The following tips are offered as ways to know when/how to offer help:

  • Pick up on cues —  don’t be afraid to ask questions.
  • If at all possible, avoid phone conversations and emails and have your conversation in person and in private.
  • Acknowledge your own limitation in seeing something correctly.
  • Be straightforward. share a personal story, but do not micromanage or be manipulative.
  • Say thank you when someone has shared something sensitive.  When someone has entrusted you with a sensitive situation, it is meant to be carried carefully.
  • Share the story of Common Change and specifically your group.  Ask for permission to share the requests and let them know that there’s no guarantee but you would like to at least ask.

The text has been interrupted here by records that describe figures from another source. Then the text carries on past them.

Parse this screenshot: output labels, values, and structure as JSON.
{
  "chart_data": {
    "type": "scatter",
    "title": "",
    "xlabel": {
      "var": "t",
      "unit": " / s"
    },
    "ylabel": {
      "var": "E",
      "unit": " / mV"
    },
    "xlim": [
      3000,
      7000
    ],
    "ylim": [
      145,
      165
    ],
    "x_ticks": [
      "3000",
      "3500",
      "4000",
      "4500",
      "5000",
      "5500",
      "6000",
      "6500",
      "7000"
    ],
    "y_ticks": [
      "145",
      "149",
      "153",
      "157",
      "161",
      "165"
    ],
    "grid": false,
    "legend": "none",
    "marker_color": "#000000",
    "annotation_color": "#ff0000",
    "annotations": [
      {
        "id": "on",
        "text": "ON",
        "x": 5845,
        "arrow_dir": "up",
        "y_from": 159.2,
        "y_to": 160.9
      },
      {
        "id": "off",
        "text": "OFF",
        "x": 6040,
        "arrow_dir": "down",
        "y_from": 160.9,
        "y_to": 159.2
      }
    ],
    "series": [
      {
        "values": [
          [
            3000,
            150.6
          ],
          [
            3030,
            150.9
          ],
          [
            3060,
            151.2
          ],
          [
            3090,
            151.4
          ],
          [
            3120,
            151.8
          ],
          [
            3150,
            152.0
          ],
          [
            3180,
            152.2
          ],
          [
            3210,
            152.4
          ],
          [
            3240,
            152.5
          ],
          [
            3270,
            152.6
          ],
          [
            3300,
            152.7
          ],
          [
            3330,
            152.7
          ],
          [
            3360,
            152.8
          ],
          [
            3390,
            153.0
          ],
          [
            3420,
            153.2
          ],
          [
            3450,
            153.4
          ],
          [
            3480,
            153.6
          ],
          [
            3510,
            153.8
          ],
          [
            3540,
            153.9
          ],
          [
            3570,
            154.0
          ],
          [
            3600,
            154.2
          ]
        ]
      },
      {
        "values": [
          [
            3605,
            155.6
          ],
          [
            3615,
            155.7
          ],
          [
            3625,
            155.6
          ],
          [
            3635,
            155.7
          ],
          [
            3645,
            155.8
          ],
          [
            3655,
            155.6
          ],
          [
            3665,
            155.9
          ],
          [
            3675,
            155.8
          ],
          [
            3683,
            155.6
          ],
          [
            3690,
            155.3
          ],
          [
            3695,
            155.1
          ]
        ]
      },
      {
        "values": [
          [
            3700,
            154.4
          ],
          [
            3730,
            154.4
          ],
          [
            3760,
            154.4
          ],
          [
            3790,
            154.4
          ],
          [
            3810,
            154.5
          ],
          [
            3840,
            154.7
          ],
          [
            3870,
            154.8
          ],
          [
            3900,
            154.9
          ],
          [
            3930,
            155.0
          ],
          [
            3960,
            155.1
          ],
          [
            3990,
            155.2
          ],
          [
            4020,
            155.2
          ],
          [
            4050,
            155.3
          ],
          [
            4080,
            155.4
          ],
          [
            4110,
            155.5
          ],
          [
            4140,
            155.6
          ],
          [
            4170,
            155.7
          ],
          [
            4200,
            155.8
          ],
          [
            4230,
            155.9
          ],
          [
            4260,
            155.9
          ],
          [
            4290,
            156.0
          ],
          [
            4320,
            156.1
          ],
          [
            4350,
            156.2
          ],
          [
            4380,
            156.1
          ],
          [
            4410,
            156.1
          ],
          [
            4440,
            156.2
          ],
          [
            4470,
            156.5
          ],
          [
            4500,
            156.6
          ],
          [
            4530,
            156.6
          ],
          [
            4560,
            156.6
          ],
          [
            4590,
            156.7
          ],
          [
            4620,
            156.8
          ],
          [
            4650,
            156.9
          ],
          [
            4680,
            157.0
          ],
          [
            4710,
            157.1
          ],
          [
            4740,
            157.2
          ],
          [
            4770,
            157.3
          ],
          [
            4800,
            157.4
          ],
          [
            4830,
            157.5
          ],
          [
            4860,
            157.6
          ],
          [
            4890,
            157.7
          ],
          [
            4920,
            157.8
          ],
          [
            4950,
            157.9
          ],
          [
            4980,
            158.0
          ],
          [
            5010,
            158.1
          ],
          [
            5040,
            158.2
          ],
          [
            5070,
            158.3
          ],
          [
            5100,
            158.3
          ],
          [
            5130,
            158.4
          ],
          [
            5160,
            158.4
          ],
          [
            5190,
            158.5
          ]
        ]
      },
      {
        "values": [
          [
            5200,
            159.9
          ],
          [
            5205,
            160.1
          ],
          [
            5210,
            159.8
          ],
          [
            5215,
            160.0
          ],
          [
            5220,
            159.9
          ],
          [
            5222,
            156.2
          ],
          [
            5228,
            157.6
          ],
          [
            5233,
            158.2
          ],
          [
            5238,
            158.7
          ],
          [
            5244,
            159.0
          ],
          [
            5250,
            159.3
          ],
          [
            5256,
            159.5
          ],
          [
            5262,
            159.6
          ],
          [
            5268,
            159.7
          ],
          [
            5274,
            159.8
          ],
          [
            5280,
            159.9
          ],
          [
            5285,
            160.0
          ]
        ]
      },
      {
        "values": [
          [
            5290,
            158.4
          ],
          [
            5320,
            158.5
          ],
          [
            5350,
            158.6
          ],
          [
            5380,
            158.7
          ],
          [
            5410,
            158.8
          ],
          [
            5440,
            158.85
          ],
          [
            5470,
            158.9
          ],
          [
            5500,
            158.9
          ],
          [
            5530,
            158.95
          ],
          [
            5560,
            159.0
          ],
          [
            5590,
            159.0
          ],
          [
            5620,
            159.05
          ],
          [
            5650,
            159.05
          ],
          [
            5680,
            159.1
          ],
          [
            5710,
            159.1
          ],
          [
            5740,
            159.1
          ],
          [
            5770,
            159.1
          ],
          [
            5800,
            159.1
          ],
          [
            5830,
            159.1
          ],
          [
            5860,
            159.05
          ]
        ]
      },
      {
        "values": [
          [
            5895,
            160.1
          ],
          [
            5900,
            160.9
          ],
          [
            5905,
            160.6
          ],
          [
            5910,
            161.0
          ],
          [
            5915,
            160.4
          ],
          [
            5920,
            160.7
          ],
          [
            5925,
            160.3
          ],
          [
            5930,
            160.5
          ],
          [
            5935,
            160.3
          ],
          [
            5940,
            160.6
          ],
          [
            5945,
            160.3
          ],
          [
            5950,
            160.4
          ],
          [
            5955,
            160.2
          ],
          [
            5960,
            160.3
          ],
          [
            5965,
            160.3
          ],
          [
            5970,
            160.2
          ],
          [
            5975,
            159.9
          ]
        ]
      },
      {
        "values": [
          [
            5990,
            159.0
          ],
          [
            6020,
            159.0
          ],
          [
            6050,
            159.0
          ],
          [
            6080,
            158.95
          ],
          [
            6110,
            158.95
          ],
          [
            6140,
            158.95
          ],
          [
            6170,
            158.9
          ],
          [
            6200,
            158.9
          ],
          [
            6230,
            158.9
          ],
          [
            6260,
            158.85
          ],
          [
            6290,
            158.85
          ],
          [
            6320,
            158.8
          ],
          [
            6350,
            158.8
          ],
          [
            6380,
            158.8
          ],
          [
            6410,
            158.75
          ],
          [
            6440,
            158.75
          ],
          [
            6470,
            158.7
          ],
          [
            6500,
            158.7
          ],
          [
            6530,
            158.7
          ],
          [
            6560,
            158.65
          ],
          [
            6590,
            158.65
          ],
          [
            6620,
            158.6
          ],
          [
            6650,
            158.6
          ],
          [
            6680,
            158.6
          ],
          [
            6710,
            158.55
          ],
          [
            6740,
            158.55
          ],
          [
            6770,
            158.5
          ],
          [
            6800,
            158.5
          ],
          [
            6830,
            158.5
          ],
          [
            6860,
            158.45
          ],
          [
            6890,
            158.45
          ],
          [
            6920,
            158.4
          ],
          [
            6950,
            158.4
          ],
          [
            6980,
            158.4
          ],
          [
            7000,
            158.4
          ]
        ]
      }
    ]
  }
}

One of the most amazing aspects of group giving is that it changes the way we react to other peo­ples’ needs. Instead of ignoring or shying away from needs for lack of resources, we get to proactively look for and respond to the needs around us, because we know that we have resources to meet them. Here are a couple helpful hints on finding needs and meeting them well as a group:

  1. Focus on people that someone in your group has a personal relationship with. We call this the principle “One Degree of Separation.”
  2. Don’t be afraid to ask questions that feel uncomfortable. Often we shy away from questions about mon­ey, but remember that people are probably more afraid to ask you for help than you are to ask them if they need it, so if you don’t ask, you might never know.
  3. When exploring a potential need, ask specific questions about the need. Meeting general needs that are large and vague can overwhelm the group and the process. When a person posts with very specific information about a specific opportunity, it helps the group to function better.